El manejo malicioso del concepto “libertad” es otro instrumento de confusión. A los trabajadores asalariados –en realidad esclavos modernos–, se les hace creer que son libres, para que no sientan la necesidad de luchar por su verdadera libertad, que les permitiría recuperar lo que producen y evitar su enajenación; mucho menos imaginar tomar el poder político. A causa de esa ideología inducida, quienes perciben un ingreso un poco mayor (como los intelectuales), encuentran incómodo organizarse en un partido ¡en su propia defensa!, porque demanda disciplina, obligaciones, en una palabra, limitaciones de su malentendida “libertad”. Y caen en la trampa: “prefiero que me sigan explotando, y que exploten a otros, pero soy libre”. Schopenhauer, conspicuo promotor del individualismo, teoriza esto en su “dilema del erizo, la paradoja de las relaciones sociales”. Dice que, aunque para darse calor los erizos necesiten juntarse, sus espinas les separan de sus semejantes y les mantienen distantes.

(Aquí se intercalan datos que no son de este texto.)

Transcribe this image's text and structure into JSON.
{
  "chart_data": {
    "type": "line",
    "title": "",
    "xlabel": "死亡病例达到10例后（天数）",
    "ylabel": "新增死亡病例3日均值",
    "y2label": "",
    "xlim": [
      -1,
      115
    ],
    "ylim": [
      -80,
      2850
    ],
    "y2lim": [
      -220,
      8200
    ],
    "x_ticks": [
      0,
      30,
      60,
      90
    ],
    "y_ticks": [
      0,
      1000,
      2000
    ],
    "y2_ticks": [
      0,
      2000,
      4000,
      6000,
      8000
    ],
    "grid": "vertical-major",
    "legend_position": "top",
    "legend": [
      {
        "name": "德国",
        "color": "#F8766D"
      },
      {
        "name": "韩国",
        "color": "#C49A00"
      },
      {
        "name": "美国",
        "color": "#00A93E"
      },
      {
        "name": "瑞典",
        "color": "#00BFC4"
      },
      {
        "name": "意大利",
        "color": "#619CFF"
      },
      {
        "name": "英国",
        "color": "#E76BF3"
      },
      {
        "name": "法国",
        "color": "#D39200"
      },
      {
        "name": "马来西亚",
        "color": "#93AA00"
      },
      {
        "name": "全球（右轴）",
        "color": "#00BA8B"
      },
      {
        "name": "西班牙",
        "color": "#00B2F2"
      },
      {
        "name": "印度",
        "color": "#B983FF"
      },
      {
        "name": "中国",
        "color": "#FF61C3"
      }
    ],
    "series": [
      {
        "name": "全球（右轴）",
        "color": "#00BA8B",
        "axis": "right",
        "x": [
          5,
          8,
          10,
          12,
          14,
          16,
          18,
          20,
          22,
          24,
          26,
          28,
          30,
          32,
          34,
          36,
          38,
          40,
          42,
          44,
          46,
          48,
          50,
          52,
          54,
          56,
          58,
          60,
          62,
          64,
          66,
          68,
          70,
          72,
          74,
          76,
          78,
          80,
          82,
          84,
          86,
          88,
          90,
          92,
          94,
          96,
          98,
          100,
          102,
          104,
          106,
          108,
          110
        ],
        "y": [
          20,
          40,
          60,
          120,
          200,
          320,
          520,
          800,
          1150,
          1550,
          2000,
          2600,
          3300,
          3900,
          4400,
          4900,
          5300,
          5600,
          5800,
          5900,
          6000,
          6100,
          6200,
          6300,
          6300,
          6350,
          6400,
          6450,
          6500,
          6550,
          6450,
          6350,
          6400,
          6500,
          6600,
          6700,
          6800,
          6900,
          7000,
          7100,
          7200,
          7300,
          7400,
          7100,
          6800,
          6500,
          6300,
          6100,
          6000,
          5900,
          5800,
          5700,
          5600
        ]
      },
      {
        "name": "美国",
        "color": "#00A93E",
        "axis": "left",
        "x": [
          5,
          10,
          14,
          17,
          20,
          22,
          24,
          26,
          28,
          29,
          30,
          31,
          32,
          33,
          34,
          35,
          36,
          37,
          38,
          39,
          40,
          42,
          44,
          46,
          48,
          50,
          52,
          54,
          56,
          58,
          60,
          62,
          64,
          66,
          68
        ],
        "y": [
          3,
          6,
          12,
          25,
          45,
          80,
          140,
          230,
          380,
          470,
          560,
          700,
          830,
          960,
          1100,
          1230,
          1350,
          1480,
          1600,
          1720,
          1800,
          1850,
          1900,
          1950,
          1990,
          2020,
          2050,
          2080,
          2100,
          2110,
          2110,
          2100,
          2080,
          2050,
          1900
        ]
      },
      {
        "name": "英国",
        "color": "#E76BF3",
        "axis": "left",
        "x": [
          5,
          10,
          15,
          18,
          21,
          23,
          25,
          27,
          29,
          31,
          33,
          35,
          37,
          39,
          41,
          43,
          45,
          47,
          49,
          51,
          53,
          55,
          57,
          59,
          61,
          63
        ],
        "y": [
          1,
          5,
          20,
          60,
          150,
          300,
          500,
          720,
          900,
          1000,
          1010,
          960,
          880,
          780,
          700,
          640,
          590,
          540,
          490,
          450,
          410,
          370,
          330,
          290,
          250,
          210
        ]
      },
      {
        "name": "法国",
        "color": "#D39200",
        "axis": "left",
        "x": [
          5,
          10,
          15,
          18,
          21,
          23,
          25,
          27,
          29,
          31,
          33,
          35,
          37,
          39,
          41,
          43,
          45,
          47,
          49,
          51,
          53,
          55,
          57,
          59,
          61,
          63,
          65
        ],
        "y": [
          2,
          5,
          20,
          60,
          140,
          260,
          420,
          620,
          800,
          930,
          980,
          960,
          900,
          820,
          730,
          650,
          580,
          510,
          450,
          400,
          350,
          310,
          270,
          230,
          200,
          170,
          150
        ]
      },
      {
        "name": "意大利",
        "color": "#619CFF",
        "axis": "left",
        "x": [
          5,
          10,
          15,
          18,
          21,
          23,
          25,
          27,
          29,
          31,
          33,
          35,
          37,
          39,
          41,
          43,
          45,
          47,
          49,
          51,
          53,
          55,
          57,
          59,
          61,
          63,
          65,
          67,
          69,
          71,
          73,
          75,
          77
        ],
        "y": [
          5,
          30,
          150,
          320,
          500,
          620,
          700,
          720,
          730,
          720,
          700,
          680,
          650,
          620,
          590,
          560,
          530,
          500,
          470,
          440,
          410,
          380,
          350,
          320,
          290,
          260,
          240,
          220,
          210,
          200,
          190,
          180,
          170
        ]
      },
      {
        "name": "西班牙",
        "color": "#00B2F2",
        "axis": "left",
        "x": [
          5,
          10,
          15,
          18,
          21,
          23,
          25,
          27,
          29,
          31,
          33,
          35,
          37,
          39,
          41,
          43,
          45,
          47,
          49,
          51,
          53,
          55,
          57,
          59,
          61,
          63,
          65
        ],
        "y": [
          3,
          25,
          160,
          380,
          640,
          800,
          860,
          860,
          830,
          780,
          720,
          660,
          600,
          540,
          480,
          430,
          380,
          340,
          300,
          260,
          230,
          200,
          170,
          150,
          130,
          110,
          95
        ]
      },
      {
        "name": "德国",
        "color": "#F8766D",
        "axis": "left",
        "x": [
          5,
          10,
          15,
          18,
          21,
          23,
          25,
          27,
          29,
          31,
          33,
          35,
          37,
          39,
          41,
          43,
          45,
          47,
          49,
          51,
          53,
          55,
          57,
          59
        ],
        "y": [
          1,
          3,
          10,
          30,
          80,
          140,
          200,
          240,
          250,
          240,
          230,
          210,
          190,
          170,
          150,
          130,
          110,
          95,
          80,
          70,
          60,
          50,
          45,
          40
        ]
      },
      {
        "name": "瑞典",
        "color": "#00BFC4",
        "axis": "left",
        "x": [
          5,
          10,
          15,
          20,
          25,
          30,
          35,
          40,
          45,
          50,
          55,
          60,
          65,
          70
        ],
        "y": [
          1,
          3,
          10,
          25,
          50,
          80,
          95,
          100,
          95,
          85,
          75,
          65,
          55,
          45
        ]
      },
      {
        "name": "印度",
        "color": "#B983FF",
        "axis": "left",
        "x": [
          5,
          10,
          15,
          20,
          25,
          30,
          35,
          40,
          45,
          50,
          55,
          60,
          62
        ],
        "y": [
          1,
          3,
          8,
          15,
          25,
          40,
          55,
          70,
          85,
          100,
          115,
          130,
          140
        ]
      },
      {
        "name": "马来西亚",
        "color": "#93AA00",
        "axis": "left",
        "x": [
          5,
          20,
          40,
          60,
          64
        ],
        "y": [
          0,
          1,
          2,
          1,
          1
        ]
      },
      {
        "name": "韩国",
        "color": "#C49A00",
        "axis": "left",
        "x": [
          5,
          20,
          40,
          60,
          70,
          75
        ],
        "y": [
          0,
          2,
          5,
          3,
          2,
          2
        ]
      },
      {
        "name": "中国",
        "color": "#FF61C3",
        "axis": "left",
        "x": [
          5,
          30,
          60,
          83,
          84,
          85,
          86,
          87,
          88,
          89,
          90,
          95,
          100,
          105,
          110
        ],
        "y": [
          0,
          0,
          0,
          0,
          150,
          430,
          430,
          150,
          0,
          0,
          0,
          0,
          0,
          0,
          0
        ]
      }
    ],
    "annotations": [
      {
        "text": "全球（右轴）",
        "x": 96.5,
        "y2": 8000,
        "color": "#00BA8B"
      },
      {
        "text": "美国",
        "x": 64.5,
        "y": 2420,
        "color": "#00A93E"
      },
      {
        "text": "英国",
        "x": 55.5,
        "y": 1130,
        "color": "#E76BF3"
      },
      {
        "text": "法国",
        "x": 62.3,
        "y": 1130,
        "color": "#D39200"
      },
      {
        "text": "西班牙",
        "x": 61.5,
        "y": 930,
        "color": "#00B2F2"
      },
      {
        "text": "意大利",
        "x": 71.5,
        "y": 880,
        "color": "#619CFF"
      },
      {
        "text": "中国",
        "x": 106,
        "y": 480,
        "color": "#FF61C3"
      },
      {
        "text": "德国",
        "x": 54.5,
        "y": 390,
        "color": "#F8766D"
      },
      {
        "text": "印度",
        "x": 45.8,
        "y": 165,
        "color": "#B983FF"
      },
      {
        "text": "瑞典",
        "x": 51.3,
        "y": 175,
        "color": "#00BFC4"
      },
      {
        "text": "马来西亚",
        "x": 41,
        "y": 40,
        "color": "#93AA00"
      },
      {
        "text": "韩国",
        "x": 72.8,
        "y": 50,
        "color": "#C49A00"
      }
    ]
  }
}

La tan pregonada como restringida libertad individual es una condición creada por el capital para que los trabajadores (antes formalmente esclavos o siervos de la gleba), sean libres de ir a donde gusten (más bien a donde se les necesite) a vender su fuerza de trabajo; es el así llamado “libre movimiento de los factores de la producción”. Es la libertad que permite la “liberalización financiera”, para que los capitales migren sin restricciones; es el libre mercado y la desregulación; en suma, la anarquía en la producción, causante de múltiples desgracias, como las crisis de sobreproducción. El empresario goza de absoluta libertad para decidir sobre la economía, aun afectando a la sociedad.
Estas son solo algunas armas del arsenal filosófico de la economía capitalista. Y sirven para configurar una sociedad conformista y obediente, consumidora desenfrenada (salvo que no tenga para comprar), y legitimar un orden social injusto. Adormecen la conciencia de los pueblos y les hacen pensar que este es el único mundo posible: es más, el mejor de los mundos, privándoles así de toda esperanza. Son, pues, telarañas en ojos y mente de los pueblos, telarañas que deben ser arrancadas por el bien de la sociedad toda.